Responsibilities of the Board of Directors
The Board of Directors possesses the widest powers for the ordinary and extraordinary management of the Company, with the exception of those reserved by law for the Shareholders’ Meeting.
The functions and the responsibility for determining the strategic and organizational guidelines for the Company and the Group lie with the Board. Specifically, the Board of Directors:
- examines, and approves in general terms, the strategic industrial and financial plans of the Company and of the Group presented by the Chief Executive Officer;
- examines and approves the corporate governance system of the Company and the structure of the Group;
- with the assistance and on the basis of the indications of the Control and Risk Committee, defines the guidelines of the internal control system and verifies the adequacy, effectiveness and effective functioning of the system;
- assesses the adequacy of the administrative and accounting organisational structure of the Company and its subsidiaries featuring strategic relevance;
- confers and revokes powers to the Chief Executive Officer defining the limits and methods;
- upon the proposal of the Remuneration and Appointments Committee and after consulting with the Board of Statutory Auditors, determines the remuneration of the Chief Executive Officer and of the other directors who hold particular positions;
- on the basis of the information received by the Chief Executive Officer at least quarterly, evaluates the general report on operations, comparing the results achieved with the forecast;
- approves in advance significant economic and financial company transactions especially if carried out with related parties or entailing a possible conflict of interests. The Board of Directors also examines and approves in advance significant transactions of the subsidiaries.

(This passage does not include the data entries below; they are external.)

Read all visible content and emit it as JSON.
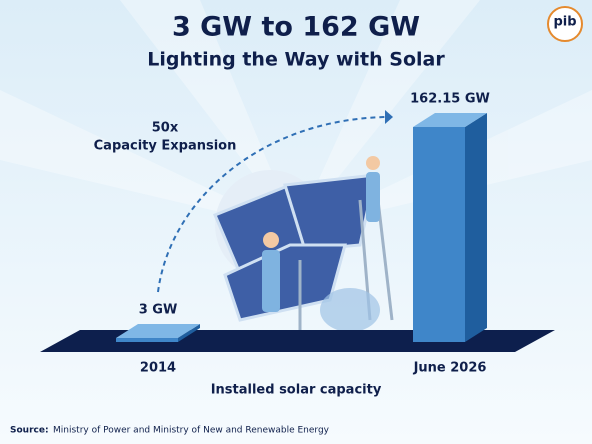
{
  "logo": "pib",
  "chart_data": {
    "type": "bar",
    "title": "3 GW to 162 GW",
    "subtitle": "Lighting the Way with Solar",
    "annotation": [
      "50x",
      "Capacity Expansion"
    ],
    "categories": [
      "2014",
      "June 2026"
    ],
    "values": [
      3,
      162.15
    ],
    "value_labels": [
      "3 GW",
      "162.15 GW"
    ],
    "x_label": "Installed solar capacity",
    "colors": {
      "front": "#3f86c9",
      "side": "#1f5e9e",
      "top": "#7fb7e6"
    },
    "source_label": "Source:",
    "source": "Ministry of Power and Ministry of New and Renewable Energy"
  }
}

Significant company transactions
Significant transactions are deemed to be transactions pertinent to:
- acquisitions, conferments, divestments whose value for the individual transaction or for a series of related transactions (i.e. functional for the completion of the same transaction) exceeds € 10 million;
- acquisitions, conferments, sale of companies or business units whose value for the individual transaction or for a series of related transactions (i.e. functional for the completion of the same transaction) exceeds € 10 million;
- acquisitions, conferments, sale of property whose value for the individual transaction or for a series of related transactions (i.e. functional for the completion of the same transaction) exceeds € 10 million;
- definition of joint venture agreements;
- assumption of loans, borrowings and other financial debt whose expiry date exceeds 18 months, whose value for the individual transaction or for a series of related transactions (i.e. functional for the completion of the same transaction) exceeds € 10 million;
- investments in technical fixed assets of greater significance in terms of strategic impact and in any case those of an amount exceeding € 10 million for each investment.
Significant transactions of subsidiaries
The transactions of the subsidiaries to be submitted for approval by the Board of Directors of Reno De Medici are as follows:
- acquisitions, disposals, investments;
- acquisitions, disposals, sale of companies and business units;
- acquisition and sale of real estate;
- joint venture agreements;
- investments in technical fixed assets of significant importance for the Group;
- undertaking financing, granting collateral or personal guarantees;
- other operations likely to significantly affect the price of the securities and, therefore, subject to disclosure obligations to the market;
- other transactions with significant economic and financial significance.
In particular, significant economic and financial transactions which fall within the aforementioned types means transactions exceeding € 5 million.